GGT is traditionally recognized as a hepatobiliary enzyme; however, accumulating evidence suggests that it may also reflect systemic oxidative stress, low-grade inflammation, and cardiometabolic risk burden.[1, 2, 8-10] Experimental and histopathological studies have demonstrated enzymatically active GGT within human atherosclerotic plaques, particularly in macrophage-rich and lipid-laden regions.[11-15] In this setting, GGT may contribute to oxidative modification of LDL cholesterol and promote plaque progression and instability through reactive oxygen species generation.[12, 13] These mechanisms provide a biologically plausible explanation for the observed association between elevated GGT levels and more complex CAD.

Several previous studies have reported associations between GGT and cardiovascular outcomes, including myocardial infarction, heart failure, and cardiovascular mortality.[3-6, 8] In addition, studies evaluating angiographic disease burden have demonstrated a relationship between elevated GGT levels and the extent of coronary atherosclerosis in patients with acute coronary syndromes and stable CAD.[16] Our findings are generally consistent with these reports, although the strength of the observed association was relatively weak. This is not unexpected, since SYNTAX score is influenced by numerous clinical and anatomical factors, including age, diabetes mellitus, hypertension, dyslipidemia, smoking, inflammatory activity, and genetic predisposition.[6, 7] Accordingly, GGT should not be interpreted as an independent marker of CAD severity based solely on the present study, but rather as a potential adjunctive biomarker reflecting oxidative and metabolic risk.

One of the notable observations of this study was the higher GGT levels observed in patients with premature CAD. Premature coronary atherosclerosis has been associated with increased oxidative stress, metabolic dysregulation, insulin resistance, obesity, smoking, and hypertriglyceridemia, all of which are conditions closely linked to elevated GGT levels.[17, 18] In addition, previous studies focusing on premature CAD populations have demonstrated distinct risk profiles and unfavorable cardiovascular characteristics in younger patients with coronary disease.[19, 20] These findings suggest that GGT may be more informative in younger or middle-aged patients, in whom oxidative and metabolic mechanisms may contribute more prominently to accelerated atherosclerosis. However, because SYNTAX scores did not significantly differ across age groups, this observation should be interpreted carefully.
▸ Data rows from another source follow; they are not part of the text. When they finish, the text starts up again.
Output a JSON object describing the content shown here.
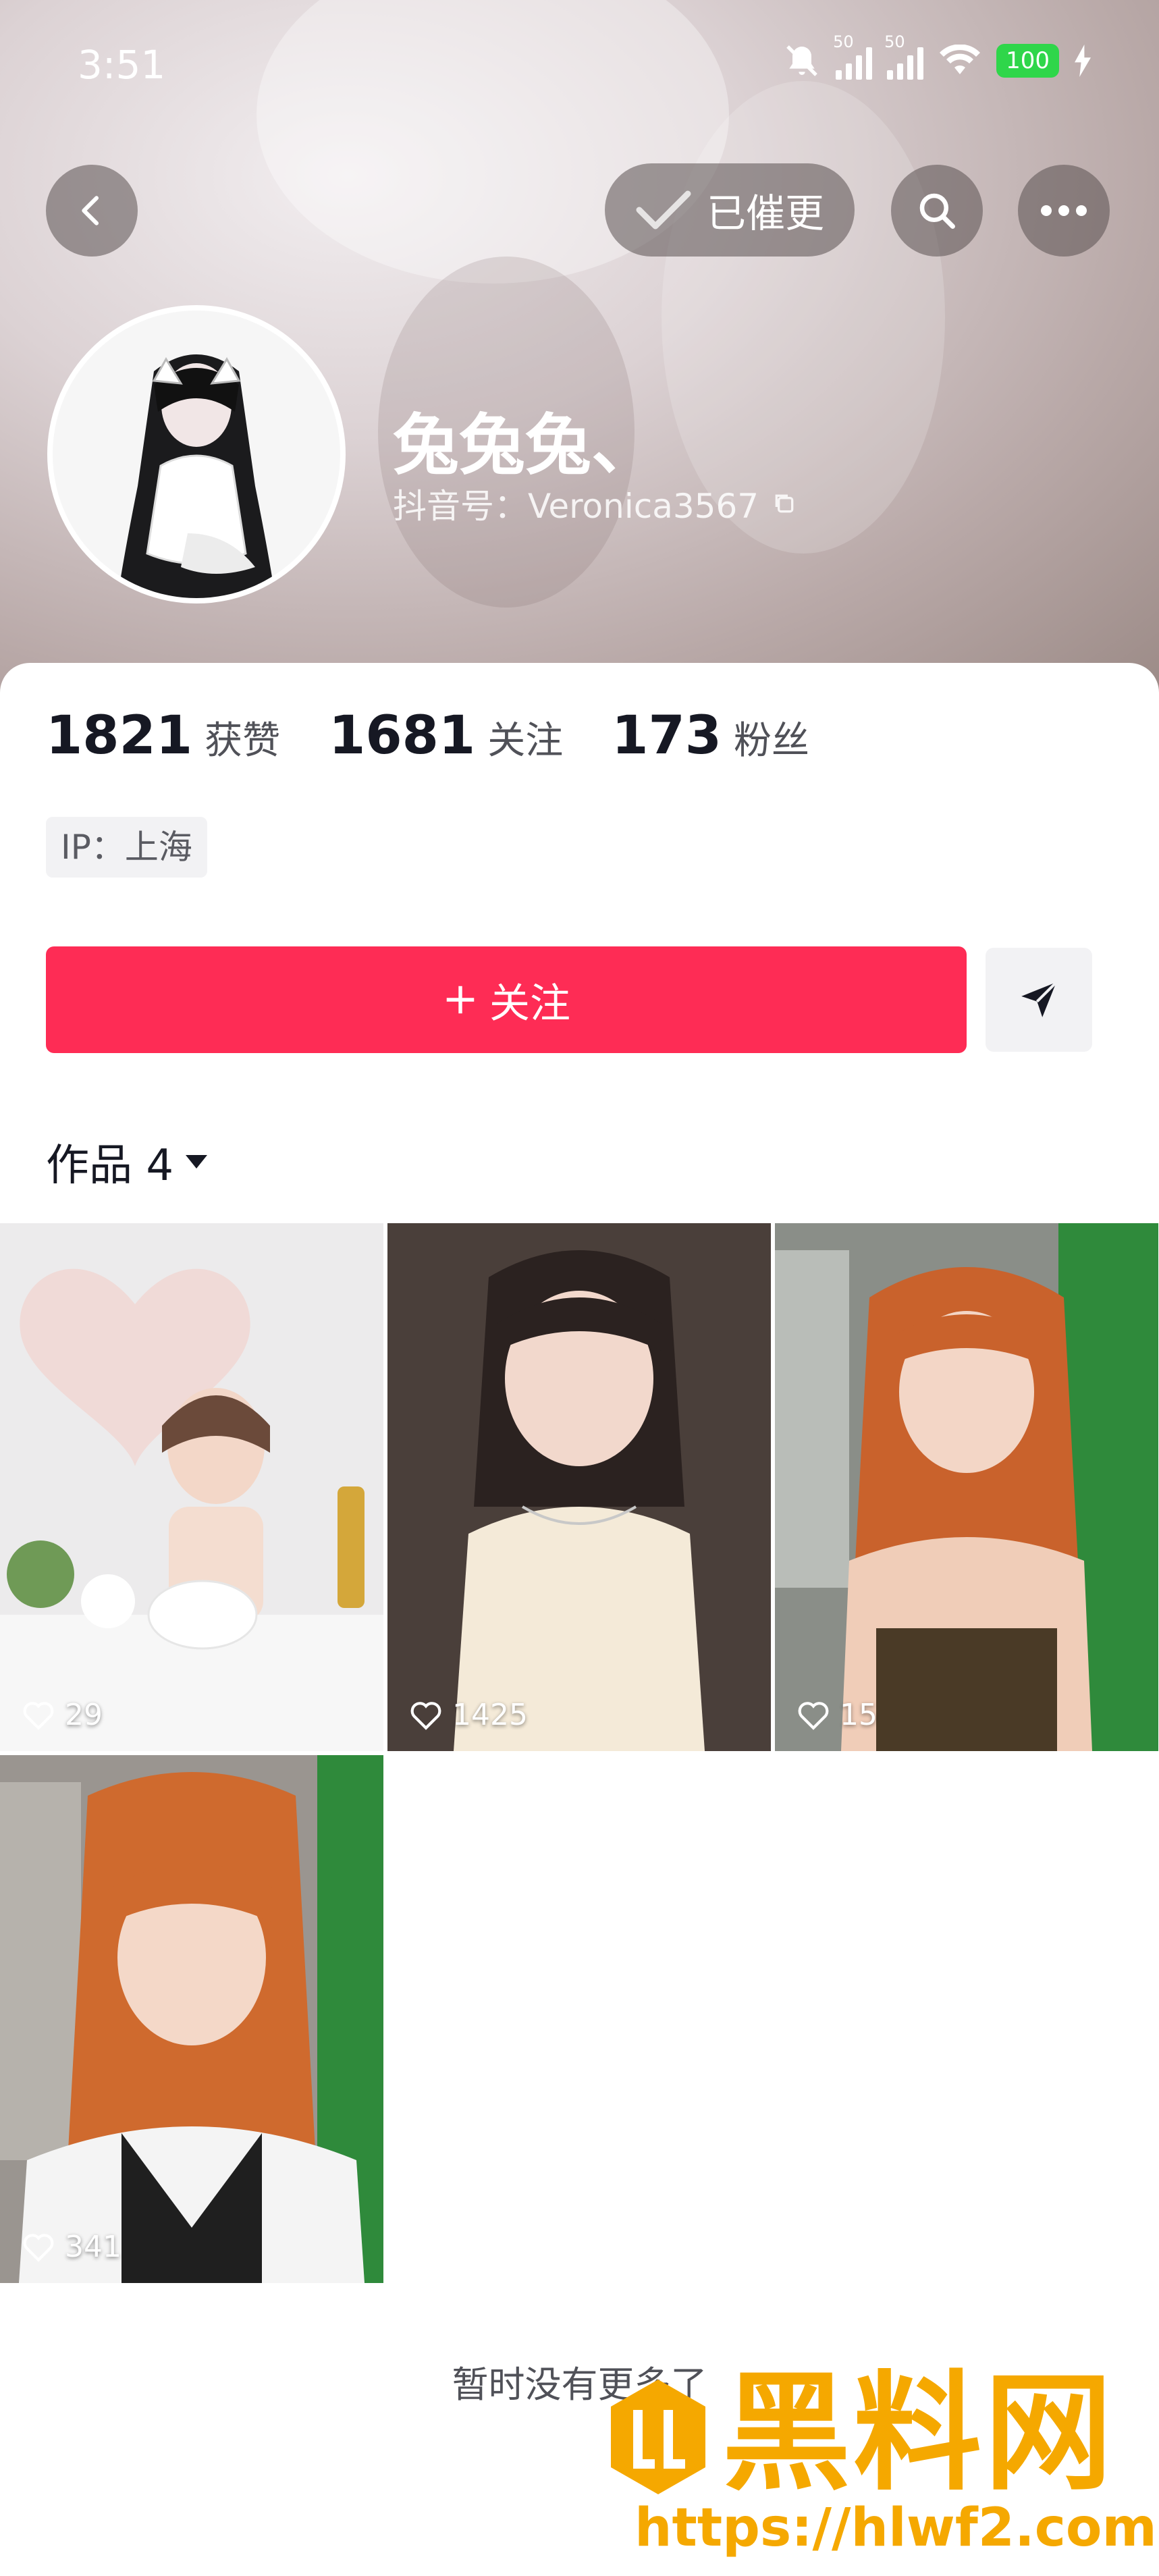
{
  "status_bar": {
    "time": "3:51",
    "signal1_label": "50",
    "signal2_label": "50",
    "battery": "100"
  },
  "header": {
    "reminded_label": "已催更"
  },
  "profile": {
    "nickname": "兔兔兔、",
    "douyin_id_label": "抖音号：Veronica3567",
    "stats": [
      {
        "value": "1821",
        "label": "获赞"
      },
      {
        "value": "1681",
        "label": "关注"
      },
      {
        "value": "173",
        "label": "粉丝"
      }
    ],
    "ip": "IP：上海"
  },
  "actions": {
    "follow_label": "关注"
  },
  "works": {
    "title": "作品 4",
    "items": [
      {
        "likes": "29"
      },
      {
        "likes": "1425"
      },
      {
        "likes": "15"
      },
      {
        "likes": "341"
      }
    ],
    "end_text": "暂时没有更多了"
  },
  "watermark": {
    "title": "黑料网",
    "url": "https://hlwf2.com"
  },
  "colors": {
    "accent": "#fe2c55",
    "watermark": "#f5a800"
  }
}
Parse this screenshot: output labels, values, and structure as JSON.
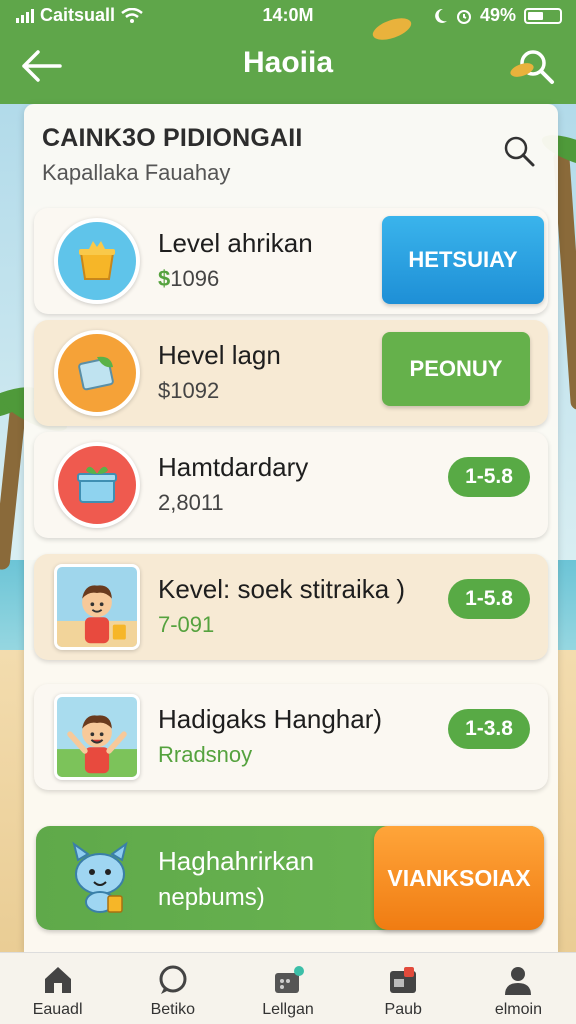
{
  "status_bar": {
    "carrier": "Caitsuall",
    "time": "14:0M",
    "battery": "49%",
    "battery_level": 0.49
  },
  "header": {
    "title": "Haoiia"
  },
  "panel": {
    "heading": "CAINK3O PIDIONGAII",
    "subheading": "Kapallaka Fauahay"
  },
  "items": [
    {
      "name": "Level ahrikan",
      "value_prefix": "$",
      "value": "1096",
      "action": "HETSUIAY",
      "icon": "bucket-icon"
    },
    {
      "name": "Hevel lagn",
      "value_prefix": "",
      "value": "$1092",
      "action": "PEONUY",
      "icon": "leaf-card-icon"
    },
    {
      "name": "Hamtdardary",
      "value": "2,8011",
      "badge": "1-5.8",
      "icon": "gift-box-icon"
    },
    {
      "name": "Kevel: soek stitraika )",
      "value": "7-091",
      "badge": "1-5.8",
      "icon": "boy-avatar-icon"
    },
    {
      "name": "Hadigaks Hanghar)",
      "value": "Rradsnoy",
      "badge": "1-3.8",
      "icon": "cheering-boy-icon"
    }
  ],
  "promo": {
    "line1": "Haghahrirkan",
    "line2": "nepbums)",
    "action": "VIANKSOIAX",
    "icon": "mascot-icon"
  },
  "tabs": [
    {
      "label": "Eauadl",
      "icon": "home-icon"
    },
    {
      "label": "Betiko",
      "icon": "chat-icon"
    },
    {
      "label": "Lellgan",
      "icon": "store-icon"
    },
    {
      "label": "Paub",
      "icon": "wallet-icon"
    },
    {
      "label": "elmoin",
      "icon": "profile-icon"
    }
  ],
  "colors": {
    "brand_green": "#5fa64a",
    "accent_blue": "#1e8fd6",
    "accent_orange": "#f07c12"
  }
}
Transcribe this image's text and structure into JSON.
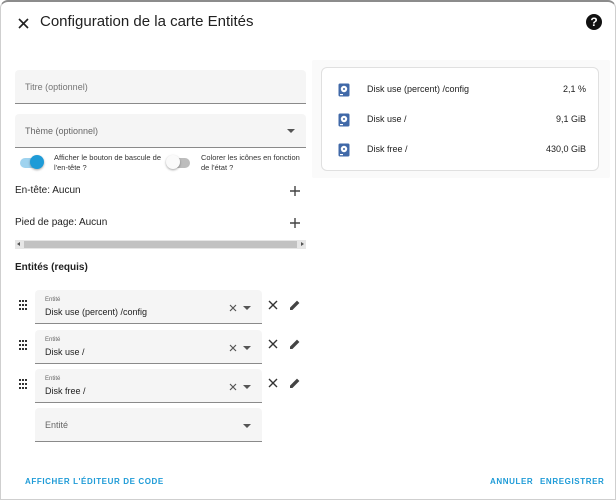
{
  "header": {
    "title": "Configuration de la carte Entités",
    "help_glyph": "?"
  },
  "form": {
    "title_placeholder": "Titre (optionnel)",
    "theme_placeholder": "Thème (optionnel)",
    "toggle_header_label": "Afficher le bouton de bascule de l'en-tête ?",
    "toggle_header_on": true,
    "toggle_color_label": "Colorer les icônes en fonction de l'état ?",
    "toggle_color_on": false,
    "header_row": "En-tête: Aucun",
    "footer_row": "Pied de page: Aucun",
    "entities_heading": "Entités (requis)",
    "entity_field_label": "Entité",
    "entities": [
      {
        "value": "Disk use (percent) /config"
      },
      {
        "value": "Disk use /"
      },
      {
        "value": "Disk free /"
      }
    ],
    "new_entity_placeholder": "Entité"
  },
  "preview": {
    "rows": [
      {
        "name": "Disk use (percent) /config",
        "value": "2,1 %"
      },
      {
        "name": "Disk use /",
        "value": "9,1 GiB"
      },
      {
        "name": "Disk free /",
        "value": "430,0 GiB"
      }
    ]
  },
  "footer": {
    "code_editor": "AFFICHER L'ÉDITEUR DE CODE",
    "cancel": "ANNULER",
    "save": "ENREGISTRER"
  },
  "colors": {
    "accent": "#1e9bd7",
    "icon_blue": "#4169a8"
  }
}
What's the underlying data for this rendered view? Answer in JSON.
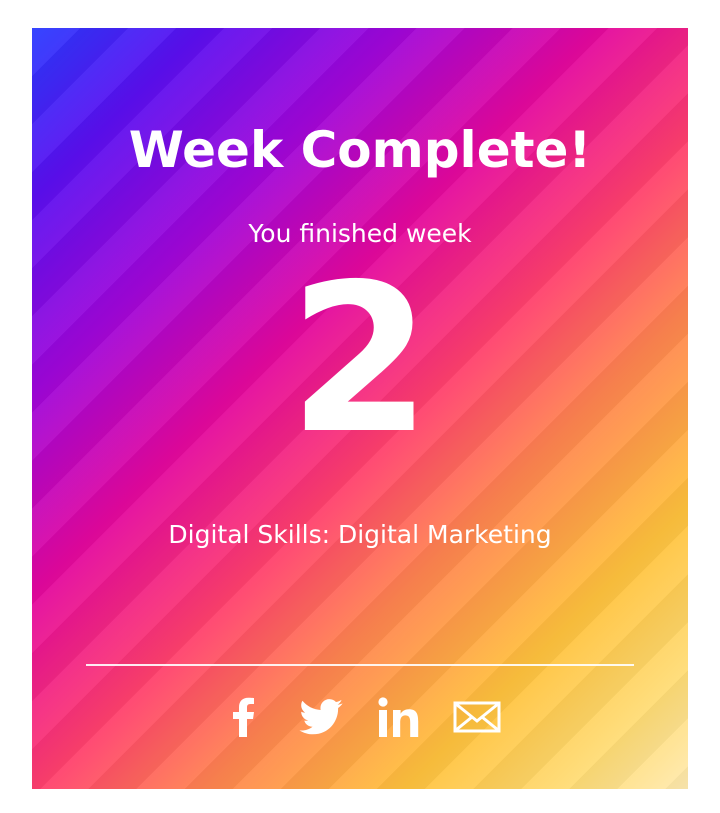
{
  "card": {
    "title": "Week Complete!",
    "subtitle": "You finished week",
    "week_number": "2",
    "course_name": "Digital Skills: Digital Marketing"
  },
  "share": {
    "buttons": [
      {
        "icon": "facebook-icon"
      },
      {
        "icon": "twitter-icon"
      },
      {
        "icon": "linkedin-icon"
      },
      {
        "icon": "email-icon"
      }
    ]
  },
  "colors": {
    "text": "#ffffff",
    "gradient_start": "#2a3bff",
    "gradient_mid": "#e3079e",
    "gradient_end": "#ffeab0"
  }
}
Higher GGT levels in younger patients may reflect a distinct metabolic and inflammatory phenotype rather than directly indicating greater angiographic disease severity.

In our cohort, triglyceride levels also tended to decrease with advancing age, paralleling the decline in GGT levels. This observation further supports the close relationship between GGT and metabolic risk profile described in previous studies.[16, 17, 18] Additionally, the inverse trend observed between bilirubin levels and CAD severity may support the proposed antioxidant role of bilirubin in atherosclerosis progression, although this relationship was not specifically designed as a primary endpoint of the study.

From a clinical perspective, GGT is an inexpensive, widely available, and routinely measured laboratory parameter. If confirmed in larger prospective studies, elevated GGT levels may help identify patients with increased oxidative stress burden and unfavorable cardiometabolic profiles, particularly among individuals with premature CAD. Nevertheless, GGT should not replace established cardiovascular risk markers or imaging-based assessments. Rather, it may serve as a complementary biomarker within a broader cardiovascular risk stratification approach.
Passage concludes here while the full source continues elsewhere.